Mr Blinken reportedly said he hoped to introduce the proposed reforms soon and later tweeted that he "encouraged a transparent and inclusive reform process to address Tunisia's significant political, economic, and social challenges”.
However, Tunisian politicians are convinced that Mr Saied’s idea of “normal” will not result in the elections that many political parties and civil society have been calling for.
“Saied has refused to give us a road map, which most political parties have demanded, [so] how can we return to a normal functioning when nobody understands what is going on?” Hichem Ajbouni, an MP and co-founder of the Democratic Current party, told The National.
“He has never described exactly what the ‘imminent danger’ was and nobody has any idea,” he said.
“We should return to the constitution after a debate between the economic, political and social stakeholders and partners.”
He said Tunisia’s request to the IMF for a new package of financial aid was a non-starter in the current situation because “reforms can’t be done with a provisional government”.
During a sit-in at the Kasbah by the Free Destourian Party (PDL) on Sunday, leader Abir Moussi accused Mr Saied of inflicting a “double hell” on Tunisians after a decade of political turmoil.

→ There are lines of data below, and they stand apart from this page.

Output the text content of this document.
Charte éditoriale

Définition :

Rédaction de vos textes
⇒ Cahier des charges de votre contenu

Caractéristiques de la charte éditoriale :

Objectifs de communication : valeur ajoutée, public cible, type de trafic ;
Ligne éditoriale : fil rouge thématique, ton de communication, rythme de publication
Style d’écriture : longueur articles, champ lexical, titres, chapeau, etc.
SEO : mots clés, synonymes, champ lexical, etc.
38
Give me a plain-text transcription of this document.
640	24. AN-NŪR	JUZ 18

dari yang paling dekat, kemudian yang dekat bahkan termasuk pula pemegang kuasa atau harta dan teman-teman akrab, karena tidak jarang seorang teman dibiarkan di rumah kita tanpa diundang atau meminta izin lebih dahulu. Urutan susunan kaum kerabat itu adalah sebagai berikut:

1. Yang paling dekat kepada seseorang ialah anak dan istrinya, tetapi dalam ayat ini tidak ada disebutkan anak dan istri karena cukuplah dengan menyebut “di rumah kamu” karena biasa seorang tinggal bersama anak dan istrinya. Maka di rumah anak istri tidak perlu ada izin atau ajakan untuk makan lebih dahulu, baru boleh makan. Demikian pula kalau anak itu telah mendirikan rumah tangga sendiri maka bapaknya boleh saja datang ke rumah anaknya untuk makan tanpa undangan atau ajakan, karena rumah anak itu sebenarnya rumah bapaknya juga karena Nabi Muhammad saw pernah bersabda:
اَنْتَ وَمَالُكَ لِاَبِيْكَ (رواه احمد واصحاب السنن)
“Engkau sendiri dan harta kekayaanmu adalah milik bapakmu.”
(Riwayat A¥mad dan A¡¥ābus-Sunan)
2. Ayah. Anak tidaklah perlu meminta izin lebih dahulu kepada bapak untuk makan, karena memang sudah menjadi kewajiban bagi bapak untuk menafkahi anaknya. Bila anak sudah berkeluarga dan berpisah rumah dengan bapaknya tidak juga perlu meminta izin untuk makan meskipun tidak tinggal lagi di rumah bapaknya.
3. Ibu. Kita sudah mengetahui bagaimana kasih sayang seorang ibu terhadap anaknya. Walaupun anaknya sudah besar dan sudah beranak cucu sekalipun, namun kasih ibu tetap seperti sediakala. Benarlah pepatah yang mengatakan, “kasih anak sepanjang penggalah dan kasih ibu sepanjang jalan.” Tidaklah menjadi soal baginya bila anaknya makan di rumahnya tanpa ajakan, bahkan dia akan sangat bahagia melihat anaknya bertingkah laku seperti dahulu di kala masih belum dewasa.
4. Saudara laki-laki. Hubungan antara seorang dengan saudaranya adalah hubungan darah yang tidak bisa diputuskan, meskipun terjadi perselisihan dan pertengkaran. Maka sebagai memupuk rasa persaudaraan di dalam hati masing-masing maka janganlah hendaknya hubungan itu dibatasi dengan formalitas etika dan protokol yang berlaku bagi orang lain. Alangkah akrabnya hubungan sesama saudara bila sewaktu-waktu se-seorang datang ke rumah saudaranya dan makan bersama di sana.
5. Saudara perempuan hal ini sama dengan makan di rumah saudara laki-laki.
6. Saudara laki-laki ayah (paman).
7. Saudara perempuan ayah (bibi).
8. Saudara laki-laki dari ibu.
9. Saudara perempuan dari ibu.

Ms Moussi, who had initially supported Mr Saied’s actions, accused him of having “no plan or strategy” and not caring that Tunisians were sinking deeper into poverty.
Amine Snoussi, Tunisian political commentator and author, also voiced doubts about whether Mr Saied would act on his promises.
“Saied says he will announce the exceptional measures this coming weekend,” he told The National, but pointed out that the president “said he would run a national dialogue but then didn’t do anything”.
Mr Saied’s popularity was on the decline, he said. “He is starting to lose people and that has not really happened before and now the pressure is really on him.”
Mr Snoussi said he was not convinced that Mr Saied was capable of decisive rule or transparency and that although he still holds a hardcore of supporters, his lack of action and clarity is losing him the trust of the Tunisian people.
“I don’t think that the situation is well understood by the whole Tunisian public, there’s still an idea that he will fight corruption and corrupt parties,” he said.
“I think he is still planning on his original idea of a democracy without political parties – and without political parties everything will just revolve around Saied.”